Sarah Hepola

Pictures of people
with their eyes closed

‘Who is that woman?’ I don't know, but I like her

I bought a framed portrait of a woman at a vintage store several years ago. I had been walking through an aisle crowded with peeling cabinets and rusty kitchen utensils when the portrait grabbed me. The woman’s eyes were closed, but she was smiling, and I wondered what the story was behind this disjunction, between the deliberate nature of the framed print, formal as a senior year photo, but the accident of her closed eyes. Why choose this picture to frame? Surely there were others.

A picture of a woman with her eyes closed is a glitch borne of the camera’s lickety-split shutter speed, the intrusive flash of the bulb, or the human need to blink 15 to 20 times a minute. It’s a mistake. And yet the portrait was weirdly compelling: The woman had these perfectly arced eyebrows, her brown hair piled on her head in an intricate bun, beehive-style, a debutante neckline that revealed her ivory shoulders. Everything about that photo was perfect — except for the part where she shut out the world the moment it captured her.

“Who is that woman?” a friend asked me, after I hung the portrait on the wall near my bed.

“I don’t know,” I said, staring up at the image. “But I like her.”

“I like her, too,” he said. He was more than a friend, if I’m being honest. “But I wanna find out who she is now. Don’t you wanna find out who she is?”

“Not really,” I said. I wondered if this was some fundamental difference between us. That he was seized by the urge to know her. And that I felt like I already did.

When I was 18, my drivers license picture was me with my eyes closed. Kind of a dick move on the part of the DMV, which has never been known for its acts of charity. You’d think someone behind the counter might have said: Hey, ma’am, let’s take another. But no. The plastic card showed up in the mail a few weeks later, and there I was: My face blasted out by the camera flash, my eyes closed in mid-smile. The picture was cropped so close that you could barely make out the dark blonde of my hair. It wasn’t a bad picture, exactly. But I felt foolish when it arrived, like the camera had caught me in the embarrassing act of being human.

Also, as far as IDs went, that photo was next to worthless. The eyes are so central to what make us uniquely ourselves, along with the hair — if you cut out both, well, that picture could have been anybody.

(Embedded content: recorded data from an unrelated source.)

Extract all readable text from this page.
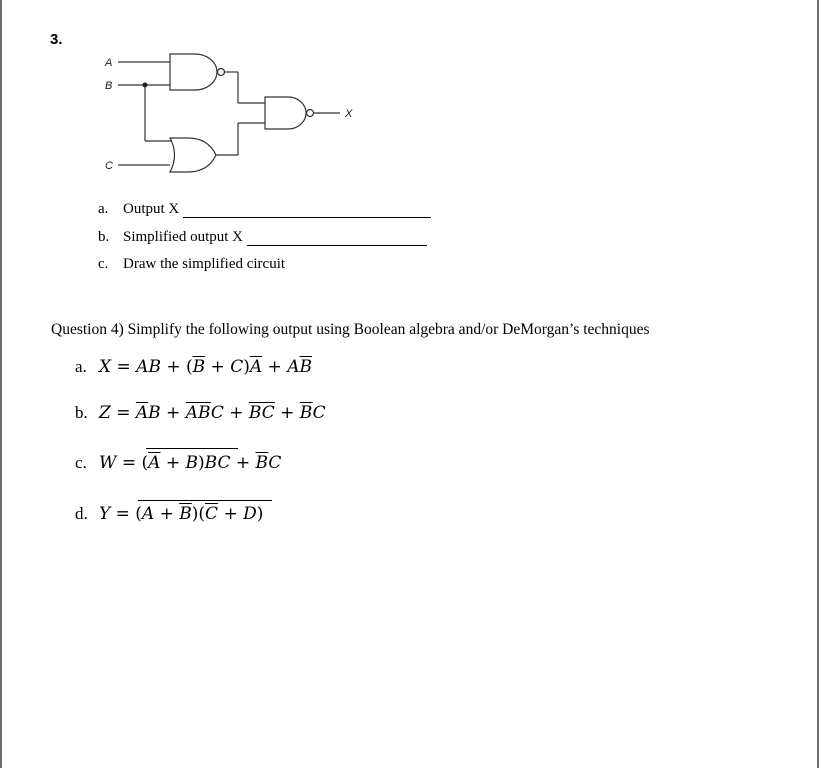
3.
A
B
C
X
a. Output X
b. Simplified output X
c. Draw the simplified circuit
Question 4) Simplify the following output using Boolean algebra and/or DeMorgan’s techniques
a. X = AB + $(\overline{B} + C)\overline{A} + A\overline{B}$
b. $Z = \overline{A}B + \overline{A}\overline{B}C + \overline{B}\overline{C} + \overline{B}C$
c. $W = (\overline{A} + B)BC + \overline{B}C$
d. $Y = (A + \overline{B})(\overline{C} + D)$
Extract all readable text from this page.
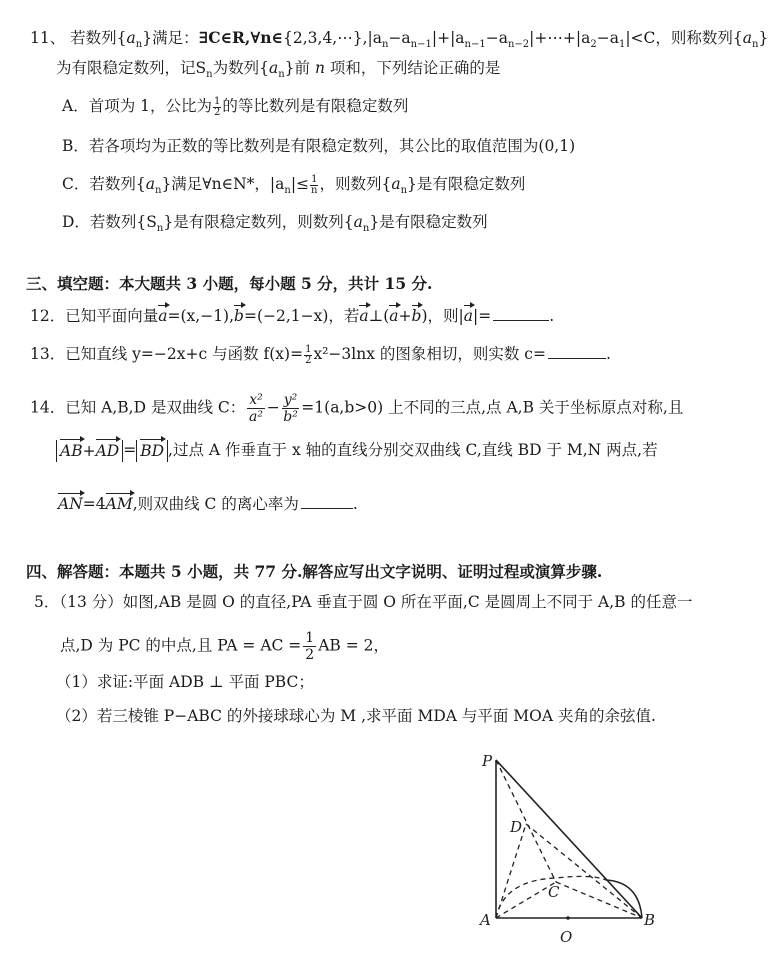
11、 若数列$\{a_n\}$满足：$\exists C\in R,\forall n\in\{2,3,4,\cdots\},|a_n-a_{n-1}|+|a_{n-1}-a_{n-2}|+\cdots+|a_2-a_1|<C$，则称数列$\{a_n\}$
为有限稳定数列，记$S_n$为数列$\{a_n\}$前 n 项和，下列结论正确的是
A．首项为 1，公比为 $\frac{1}{2}$ 的等比数列是有限稳定数列
B．若各项均为正数的等比数列是有限稳定数列，其公比的取值范围为(0,1)
C．若数列$\{a_n\}$满足∀n∈N*，$|a_n|\le \frac{1}{n}$ ，则数列$\{a_n\}$是有限稳定数列
D．若数列$\{S_n\}$是有限稳定数列，则数列$\{a_n\}$是有限稳定数列
三、填空题：本大题共 3 小题，每小题 5 分，共计 15 分.
12．已知平面向量a=(x,−1),b=(−2,1−x)，若a⊥(a+b)，则|a|=	.
13．已知直线 y=−2x+c 与函数 $f(x)= \frac{1}{2} x^2-3\ln x$ 的图象相切，则实数 c=	.
14．已知 A,B,D 是双曲线 C： $\frac{\text{x²}}{\text{a²}} - \frac{\text{y²}}{\text{b²}} =1(a,b>0)$ 上不同的三点,点 A,B 关于坐标原点对称,且
AB+AD = BD ,过点 A 作垂直于 x 轴的直线分别交双曲线 C,直线 BD 于 M,N 两点,若
AN=4AM,则双曲线 C 的离心率为	.
四、解答题：本题共 5 小题，共 77 分.解答应写出文字说明、证明过程或演算步骤.
5．（13 分）如图,AB 是圆 O 的直径,PA 垂直于圆 O 所在平面,C 是圆周上不同于 A,B 的任意一
点,D 为 PC 的中点,且 PA = AC = $\frac{1}{2}$ AB = 2，
（1）求证:平面 ADB ⊥ 平面 PBC；
（2）若三棱锥 P−ABC 的外接球球心为 M ,求平面 MDA 与平面 MOA 夹角的余弦值.
P
D
C
A
O
B
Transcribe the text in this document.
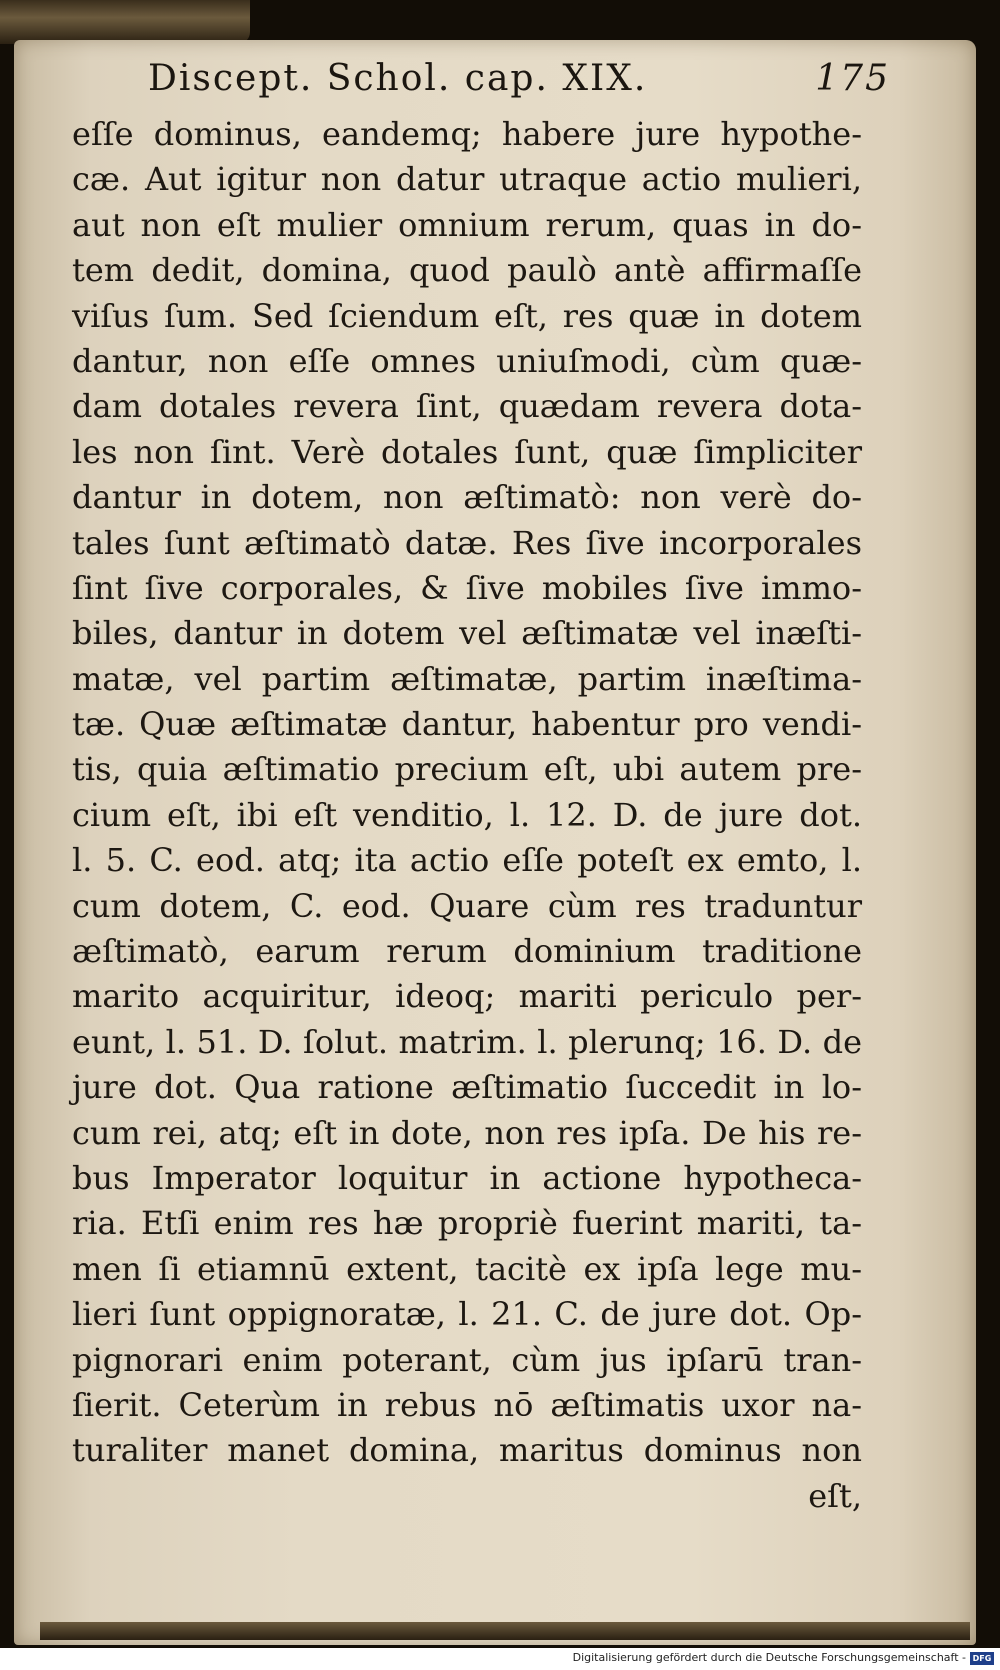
Discept. Schol. cap. XIX.	175
eſſe dominus, eandemq; habere jure hypothe-
cæ. Aut igitur non datur utraque actio mulieri,
aut non eſt mulier omnium rerum, quas in do-
tem dedit, domina, quod paulò antè affirmaſſe
viſus ſum. Sed ſciendum eſt, res quæ in dotem
dantur, non eſſe omnes uniuſmodi, cùm quæ-
dam dotales revera ſint, quædam revera dota-
les non ſint. Verè dotales ſunt, quæ ſimpliciter
dantur in dotem, non æſtimatò: non verè do-
tales ſunt æſtimatò datæ. Res ſive incorporales
ſint ſive corporales, & ſive mobiles ſive immo-
biles, dantur in dotem vel æſtimatæ vel inæſti-
matæ, vel partim æſtimatæ, partim inæſtima-
tæ. Quæ æſtimatæ dantur, habentur pro vendi-
tis, quia æſtimatio precium eſt, ubi autem pre-
cium eſt, ibi eſt venditio, l. 12. D. de jure dot.
l. 5. C. eod. atq; ita actio eſſe poteſt ex emto, l.
cum dotem, C. eod. Quare cùm res traduntur
æſtimatò, earum rerum dominium traditione
marito acquiritur, ideoq; mariti periculo per-
eunt, l. 51. D. ſolut. matrim. l. plerunq; 16. D. de
jure dot. Qua ratione æſtimatio ſuccedit in lo-
cum rei, atq; eſt in dote, non res ipſa. De his re-
bus Imperator loquitur in actione hypotheca-
ria. Etſi enim res hæ propriè fuerint mariti, ta-
men ſi etiamnū extent, tacitè ex ipſa lege mu-
lieri ſunt oppignoratæ, l. 21. C. de jure dot. Op-
pignorari enim poterant, cùm jus ipſarū tran-
ſierit. Ceterùm in rebus nō æſtimatis uxor na-
turaliter manet domina, maritus dominus non
eſt,
Digitalisierung gefördert durch die Deutsche Forschungsgemeinschaft - DFG
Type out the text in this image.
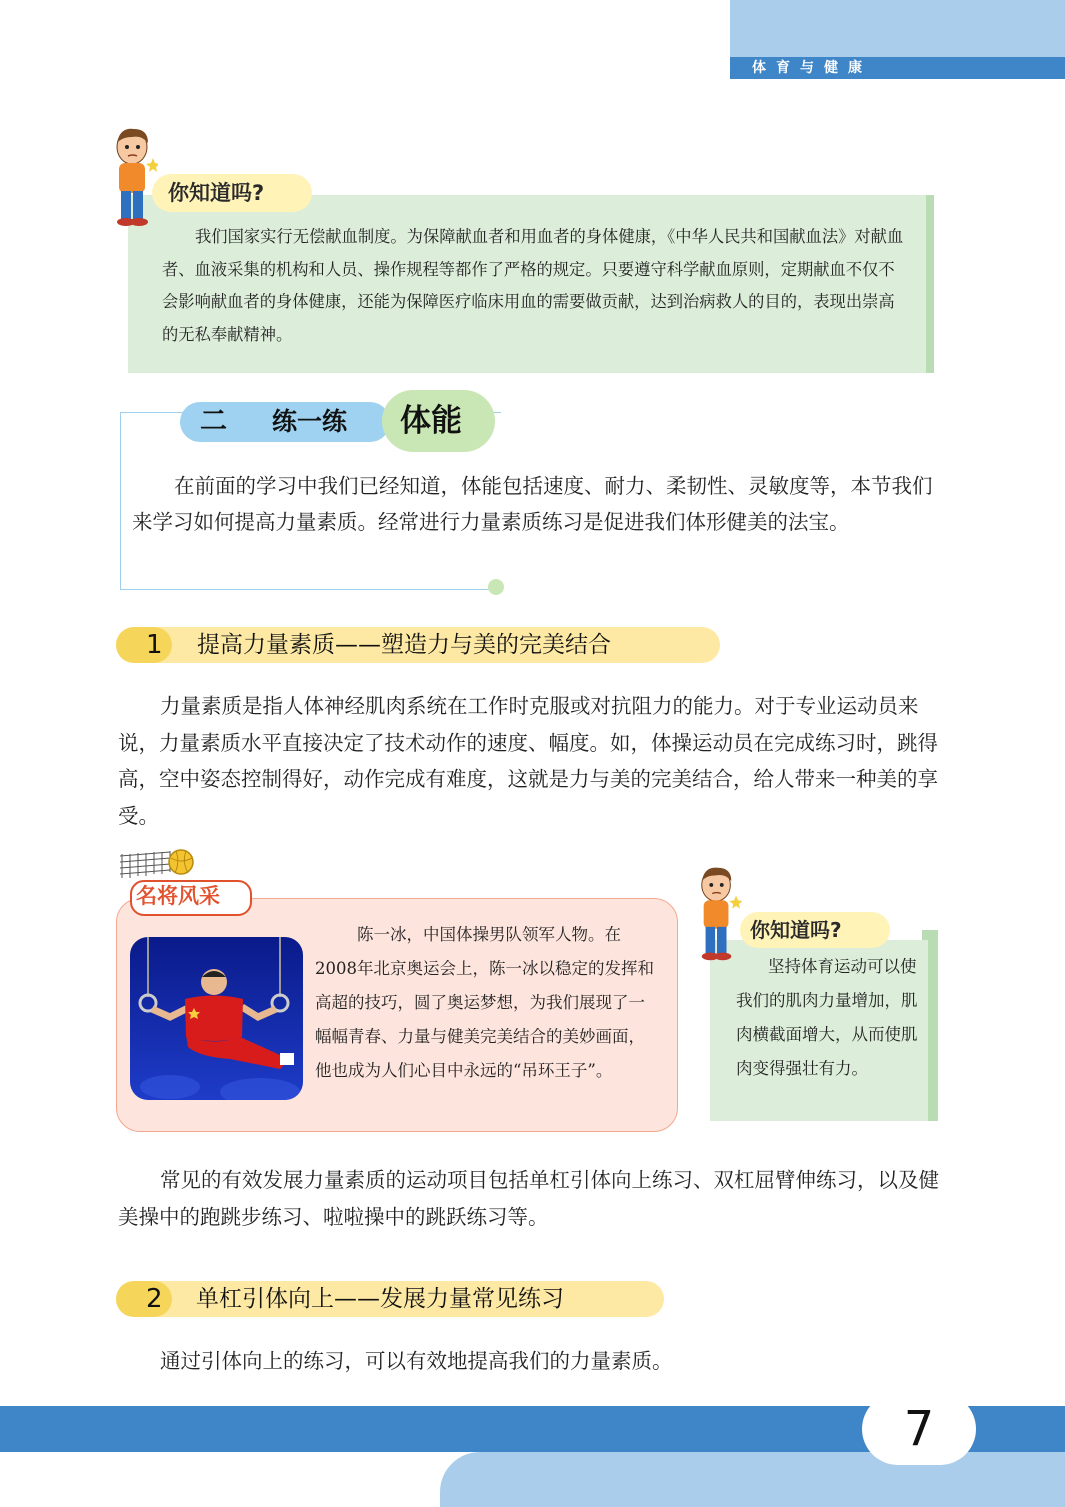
体育与健康
你知道吗?
我们国家实行无偿献血制度。为保障献血者和用血者的身体健康，《中华人民共和国献血法》对献血者、血液采集的机构和人员、操作规程等都作了严格的规定。只要遵守科学献血原则，定期献血不仅不会影响献血者的身体健康，还能为保障医疗临床用血的需要做贡献，达到治病救人的目的，表现出崇高的无私奉献精神。
二 练一练 体能
在前面的学习中我们已经知道，体能包括速度、耐力、柔韧性、灵敏度等，本节我们来学习如何提高力量素质。经常进行力量素质练习是促进我们体形健美的法宝。
1 提高力量素质——塑造力与美的完美结合
力量素质是指人体神经肌肉系统在工作时克服或对抗阻力的能力。对于专业运动员来说，力量素质水平直接决定了技术动作的速度、幅度。如，体操运动员在完成练习时，跳得高，空中姿态控制得好，动作完成有难度，这就是力与美的完美结合，给人带来一种美的享受。
名将风采
陈一冰，中国体操男队领军人物。在2008年北京奥运会上，陈一冰以稳定的发挥和高超的技巧，圆了奥运梦想，为我们展现了一幅幅青春、力量与健美完美结合的美妙画面，他也成为人们心目中永远的“吊环王子”。
你知道吗?
坚持体育运动可以使我们的肌肉力量增加，肌肉横截面增大，从而使肌肉变得强壮有力。
常见的有效发展力量素质的运动项目包括单杠引体向上练习、双杠屈臂伸练习，以及健美操中的跑跳步练习、啦啦操中的跳跃练习等。
2 单杠引体向上——发展力量常见练习
通过引体向上的练习，可以有效地提高我们的力量素质。
7
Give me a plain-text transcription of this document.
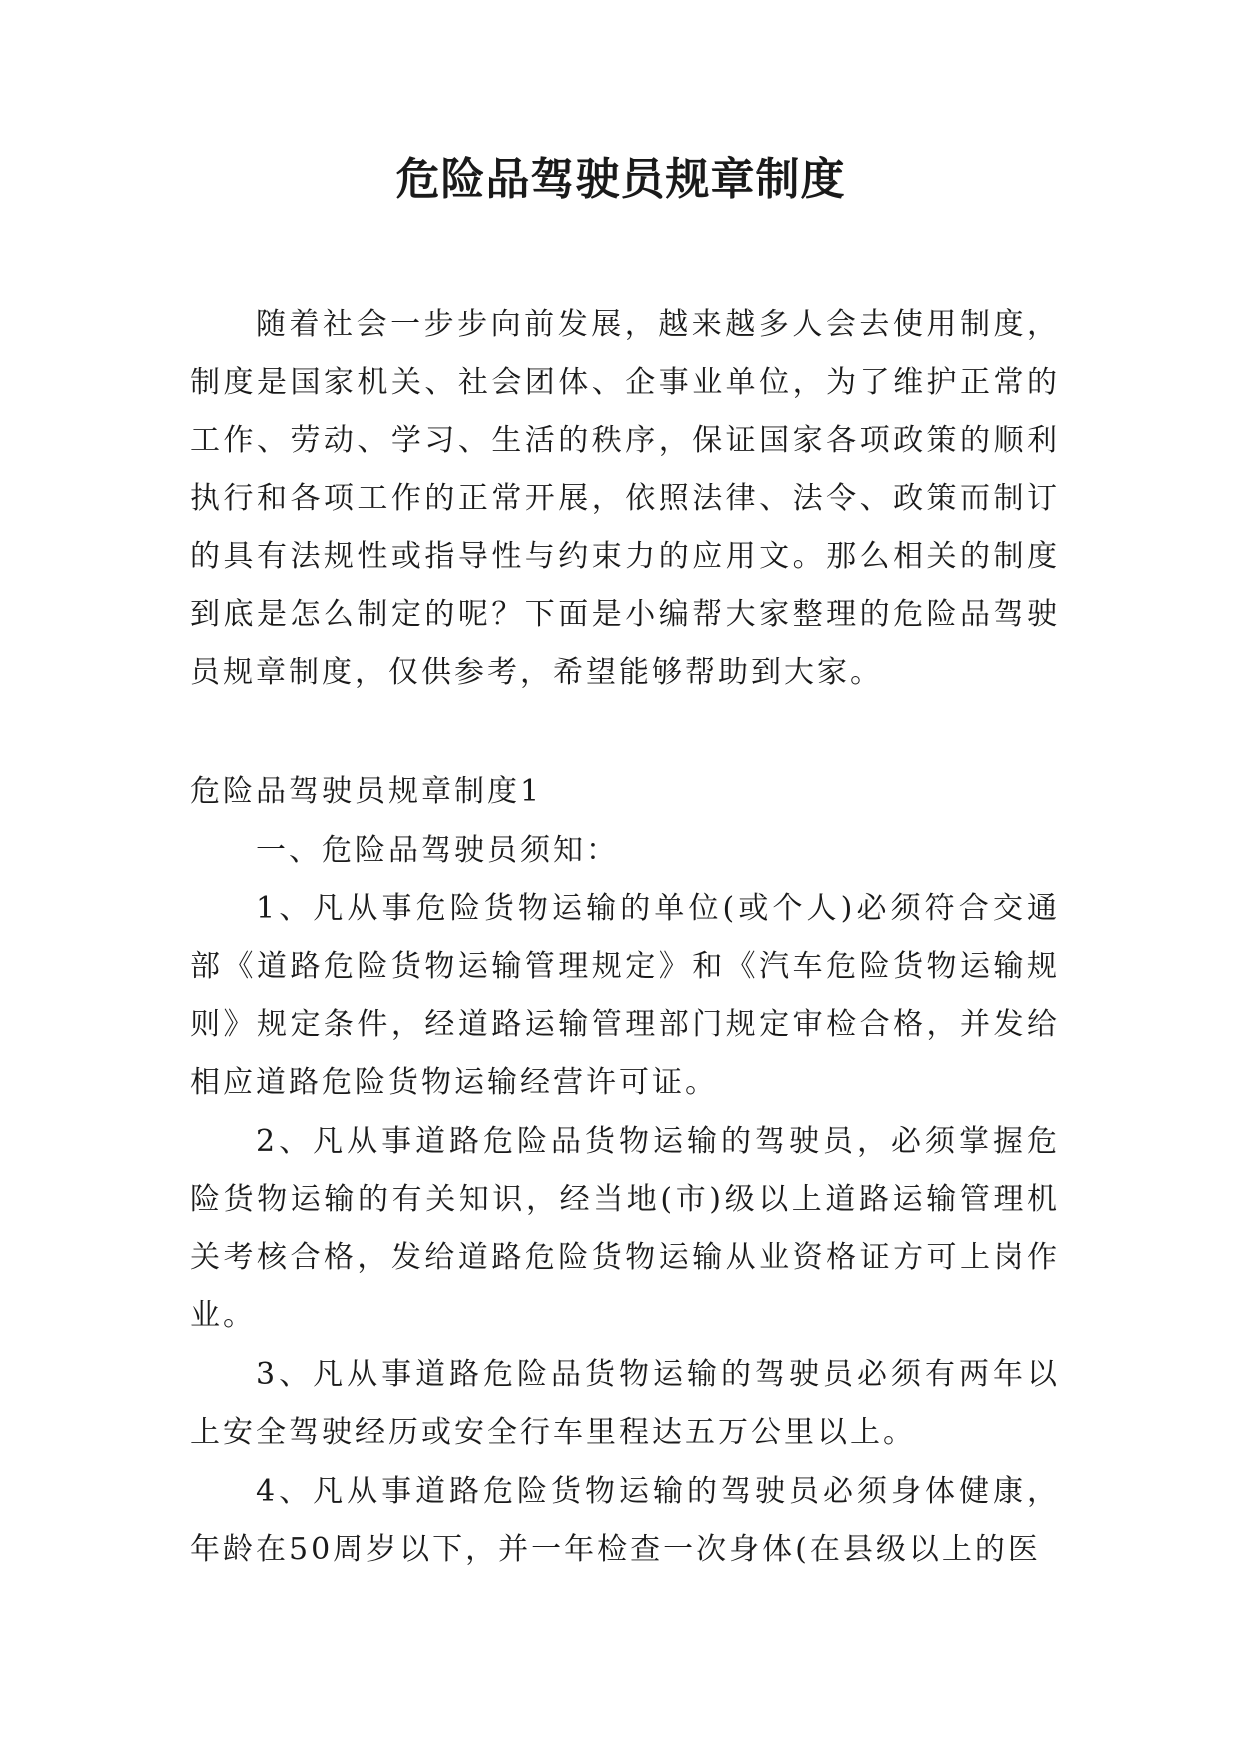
危险品驾驶员规章制度

随着社会一步步向前发展，越来越多人会去使用制度，制度是国家机关、社会团体、企事业单位，为了维护正常的工作、劳动、学习、生活的秩序，保证国家各项政策的顺利执行和各项工作的正常开展，依照法律、法令、政策而制订的具有法规性或指导性与约束力的应用文。那么相关的制度到底是怎么制定的呢？下面是小编帮大家整理的危险品驾驶员规章制度，仅供参考，希望能够帮助到大家。

危险品驾驶员规章制度1

一、危险品驾驶员须知：

1、凡从事危险货物运输的单位(或个人)必须符合交通部《道路危险货物运输管理规定》和《汽车危险货物运输规则》规定条件，经道路运输管理部门规定审检合格，并发给相应道路危险货物运输经营许可证。

2、凡从事道路危险品货物运输的驾驶员，必须掌握危险货物运输的有关知识，经当地(市)级以上道路运输管理机关考核合格，发给道路危险货物运输从业资格证方可上岗作业。

3、凡从事道路危险品货物运输的驾驶员必须有两年以上安全驾驶经历或安全行车里程达五万公里以上。

4、凡从事道路危险货物运输的驾驶员必须身体健康，年龄在50周岁以下，并一年检查一次身体(在县级以上的医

I used to hand it to bouncers at the 18-and-up clubs, or clerks behind the counter at 7-11, and they would stare at the thing for a long time. Then I would close my eyes and tilt my head forward while smiling, and say, “See? Look. It’s me,” and they’d compare the drivers license image to the one I was replicating, and then hand it back and say, “Ahh, OK.”

I was dating this one guy — well, dating is not the word — and he saw the picture one day when I was pulling out the ID from my wallet, and he snatched it from my hands to get a closer look. “I love this picture of you,” he said. That guy had an artsy-oddball streak, like so many people I am drawn to, a way of seeing the world that was slightly off-kilter from the rest.

“That picture is the worst,” I said, snatching it back.

“No no,” he said, still looking at it in my hands. “Look at you, wow.”

I slipped the ID back in my wallet, but my perspective shifted a tad that day. I stopped being so embarrassed by the picture, and began feeling more intrigued. He was right. That photo wasn’t embarrassing. There was something about its unintentional nature, its failure of glamour, that made it all the more interesting and real.

I don’t have a picture of that drivers license anymore, sadly, but I stopped hiding and destroying pictures of me with my eyes closed after that. I came to like them. I often put this photo in my dating profile, because I think it looks joyful. The accident of my closed eyes in mid-laugh disrupts the sense of the picture being posed, which is one of the most uncomfortable aspects of amateur photography: The twisted arm of its happiness. Smile, goddammit, smile.

I stumbled across this photo of my father taken when he was about 19. It looks a lot like the one I took at the DMV, which makes me wonder if he and I share a propensity for blinking under a bright camera flash, as we share a propensity for sneezing fits early in the morning, and bouts of silent churning anxiety. People think I look like my mom, and I do, but my resemblance to my father is stronger. I have his facial structure, his smile, his eyes. My dad always says he looks foolish in photos, even the ones where his eyes are open, but I love this picture. He looks like the young man who would grow up to be my father. He looks happy to me.

I wonder if the reason I’m drawn to pictures of people with their eyes closed is that I can stare at those photos without feeling voyeuristic or seen in return. Isn’t that weird? That I am creating a social contract with a picture? Or maybe I like that the camera can freeze a moment the eye cannot, remind us we are always changing, blinking and un-blinking, a constant state of flux, and the real mistake is thinking we ever stay the same.